在C ++ 98中优化向量的过滤

Question

I was given a following task: create a text file which contains men, women and unknown names. Try to implement a filter that will compare those names with real names (so 3 files on input in total: men, women and let's say renters). While filtering put matching names in their appropriate containers. It seemed to me pretty straight forward so I did it the way I provide underneath.

My question is: Is there a way how to optimize this code?

I tried to use abstract classes and create 4 different objects (Man, Woman, Known, Unknown) based on abstract entity. But the amount of code was still large for such a simple task. Another idea was to use lambda expressions, but I am limited to C++ 98 only.

I think I am overthinking it...

#include <fstream>
#include <iostream>
#include <vector>
#include <string>

int main()
{
    std::ifstream men("resources/men_names.txt");
    std::ifstream women("resources/women_names.txt");
    std::ifstream renters("resources/renter_names.txt");

    std::vector<std::string> menNames;
    std::vector<std::string> womenNames;
    std::vector<std::string> renterNames;
    std::vector<std::string> knownRenters;
    std::vector<std::string> unknownRenters;

    std::string name;

    while (men >> name)
        menNames.push_back(name);

    men.close();

    while (women >> name)
        womenNames.push_back(name);

    women.close();

    while (renters >> name)
        renterNames.push_back(name);

    renters.close();

    std::vector<std::string>::iterator itMen;
    std::vector<std::string>::iterator itWomen;
    std::vector<std::string>::iterator itRenters;

    for (itRenters = renterNames.begin(); itRenters != renterNames.end(); itRenters++)
    {
        bool found = false;

        for (itMen = menNames.begin(); itMen != menNames.end(); itMen++)
        {
            if ((*itMen) == (*itRenters))
            {
                found = true;
                knownRenters.push_back((*itMen));
            }
        }
        if (!found)
        {
            for (itWomen = womenNames.begin(); itWomen != womenNames.end(); itWomen++)
            {   
                if ((*itWomen) == (*itRenters))
                {
                    found = true;
                    knownRenters.push_back((*itWomen));
                }
            }   
        }
        if (!found)
            unknownRenters.push_back((*itRenters));
    }

    std::cout << knownRenters.size() << '\n';
    std::cout << unknownRenters.size() << '\n';

    std::cin.get();

    return 0;
}

Answer 1

A shortening of your existing code.
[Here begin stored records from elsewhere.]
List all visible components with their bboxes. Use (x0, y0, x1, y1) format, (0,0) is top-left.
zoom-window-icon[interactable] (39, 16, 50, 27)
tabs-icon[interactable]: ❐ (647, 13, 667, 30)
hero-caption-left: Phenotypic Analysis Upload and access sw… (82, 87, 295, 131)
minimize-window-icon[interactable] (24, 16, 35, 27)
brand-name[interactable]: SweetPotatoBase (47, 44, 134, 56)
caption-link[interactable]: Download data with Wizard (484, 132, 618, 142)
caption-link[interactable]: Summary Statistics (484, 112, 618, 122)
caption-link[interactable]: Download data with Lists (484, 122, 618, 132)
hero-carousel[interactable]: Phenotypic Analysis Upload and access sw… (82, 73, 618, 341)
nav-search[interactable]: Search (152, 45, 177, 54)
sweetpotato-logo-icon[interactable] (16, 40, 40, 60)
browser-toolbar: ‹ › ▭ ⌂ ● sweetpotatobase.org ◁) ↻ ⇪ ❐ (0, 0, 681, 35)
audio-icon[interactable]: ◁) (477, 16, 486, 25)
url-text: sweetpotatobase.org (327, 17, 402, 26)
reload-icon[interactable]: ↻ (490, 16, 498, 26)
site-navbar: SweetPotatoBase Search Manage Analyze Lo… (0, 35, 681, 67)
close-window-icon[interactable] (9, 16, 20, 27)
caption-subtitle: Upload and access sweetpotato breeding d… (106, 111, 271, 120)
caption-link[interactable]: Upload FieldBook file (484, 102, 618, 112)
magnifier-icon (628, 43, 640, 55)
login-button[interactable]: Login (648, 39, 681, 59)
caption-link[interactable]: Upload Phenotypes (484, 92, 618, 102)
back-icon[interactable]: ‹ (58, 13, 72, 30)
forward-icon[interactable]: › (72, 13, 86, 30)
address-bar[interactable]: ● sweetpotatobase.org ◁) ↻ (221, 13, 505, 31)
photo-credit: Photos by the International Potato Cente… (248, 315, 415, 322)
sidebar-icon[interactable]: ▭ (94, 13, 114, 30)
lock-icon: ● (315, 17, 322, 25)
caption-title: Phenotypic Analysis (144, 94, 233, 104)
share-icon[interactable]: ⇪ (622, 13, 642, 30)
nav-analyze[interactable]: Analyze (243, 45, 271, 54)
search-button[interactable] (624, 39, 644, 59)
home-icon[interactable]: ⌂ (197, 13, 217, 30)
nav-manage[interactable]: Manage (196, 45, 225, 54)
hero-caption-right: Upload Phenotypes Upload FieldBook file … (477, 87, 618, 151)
This should be all C++98

#include <fstream>
#include <iostream>
#include <vector>
#include <string>
#include <set>
#include <iterator>

int main()
{
    std::ifstream men("resources/men_names.txt");
    std::ifstream women("resources/women_names.txt");
    std::set<std::string> peopleNames;

    peopleNames.insert(std::istream_iterator<std::string>(men), std::istream_iterator<std::string>());
    peopleNames.insert(std::istream_iterator<std::string>(women), std::istream_iterator<std::string>());

    std::ifstream renters("resources/renter_names.txt");
    std::vector<std::string> knownRenters;
    std::vector<std::string> unknownRenters;

    for (std::string name; renters >> name; )
    {
        if (peopleNames.count(name))
            knownRenters.push_back(name);
        else
            unknownRenters.push_back(name);
    }

    std::cout << knownRenters.size() << '\n';
    std::cout << unknownRenters.size() << '\n';

    std::cin.get();

    return 0;
}

Answer 2

You don't care whether a renter is male or female, just if they have a recognised name. So, don't store two flat vectors of known names, store a single std::set<std::string> of all recognised names (or a sorted vector, or a std::unordered_set if you're ever allowed to use C++11).

Then, instead of doing (at most) two linear searches per renter, you can do a single logarithmic-time lookup (or constant-time for the C++11 version).

You also don't seem to care about the names of the renters who were recognised (or not), so don't keep two result vectors: just increment a known or unknown counter.